Beneath all of this lies an Orwellian risk – one that conservatives are all too familiar with. The control of language and imagery in literature and film enables control over the thoughts, emotions, and behaviours that people come to see as intelligible or acceptable. Children, of course, are at the forefront of this cultural shaping, and conservatives should view their protection as a generational duty – a trust inherited from those who once safeguarded values. These values recognized danger for what it was, rather than rebranding it through forced sympathy and emotional softening until it became the new standard of what is considered “good” – and even of what is believed to be true about individuals’ intentions and actions.
As the case of Roald Dahl illustrates, this effort often involves erasing the past, leaving little room to learn from mistakes or to understand history and culture in their original context. While an author like Dahl was far from flawless, his work offers a candid glimpse into how society once saw itself – even in ways we now find uncomfortable or offensive. The real world is not a sanitized place. Moral ambiguity – and even outright viciousness – can be found in both the powerful and the powerless. Acknowledging this in storytelling teaches young readers to approach life with discernment and caution. Cleansing or eliminating such figures from fiction does not protect children; it misleads them. It denies them the opportunity to confront moral complexity, make judgments, and develop personal accountability.
Worse still, this trend is amplified by the push to “diversify” storytelling through a rigid ideological lens.
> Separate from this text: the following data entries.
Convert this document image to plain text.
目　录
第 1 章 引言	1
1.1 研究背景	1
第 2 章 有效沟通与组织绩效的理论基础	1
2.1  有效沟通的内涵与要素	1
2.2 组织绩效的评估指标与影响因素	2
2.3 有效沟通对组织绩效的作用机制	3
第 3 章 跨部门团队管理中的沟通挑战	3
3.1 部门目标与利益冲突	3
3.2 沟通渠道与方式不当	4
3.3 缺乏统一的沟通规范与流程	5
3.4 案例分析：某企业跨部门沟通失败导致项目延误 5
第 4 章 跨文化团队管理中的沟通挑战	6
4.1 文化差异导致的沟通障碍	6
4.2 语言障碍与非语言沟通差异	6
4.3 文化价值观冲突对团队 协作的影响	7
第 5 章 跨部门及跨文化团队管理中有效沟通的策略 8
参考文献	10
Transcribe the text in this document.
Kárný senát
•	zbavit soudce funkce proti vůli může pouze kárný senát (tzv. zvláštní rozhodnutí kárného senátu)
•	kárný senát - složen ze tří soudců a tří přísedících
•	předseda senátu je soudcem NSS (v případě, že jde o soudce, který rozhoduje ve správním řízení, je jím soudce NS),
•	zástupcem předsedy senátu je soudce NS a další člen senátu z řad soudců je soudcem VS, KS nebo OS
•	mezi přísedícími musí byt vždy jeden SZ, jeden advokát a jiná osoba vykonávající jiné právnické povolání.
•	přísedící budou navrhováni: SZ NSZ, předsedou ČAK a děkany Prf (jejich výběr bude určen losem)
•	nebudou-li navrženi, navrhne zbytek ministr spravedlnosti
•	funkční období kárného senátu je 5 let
While these efforts aim for representation, they often result in narratives that are as one-dimensional and disconnected from reality as the very tropes they seek to replace. When every story and character begins to sound the same, audiences are left not with a richer understanding of the world, but with a diluted moral vacuum. This is the danger of woke storytelling: not merely a political imposition, but the erosion of reality, truth, and storytelling itself.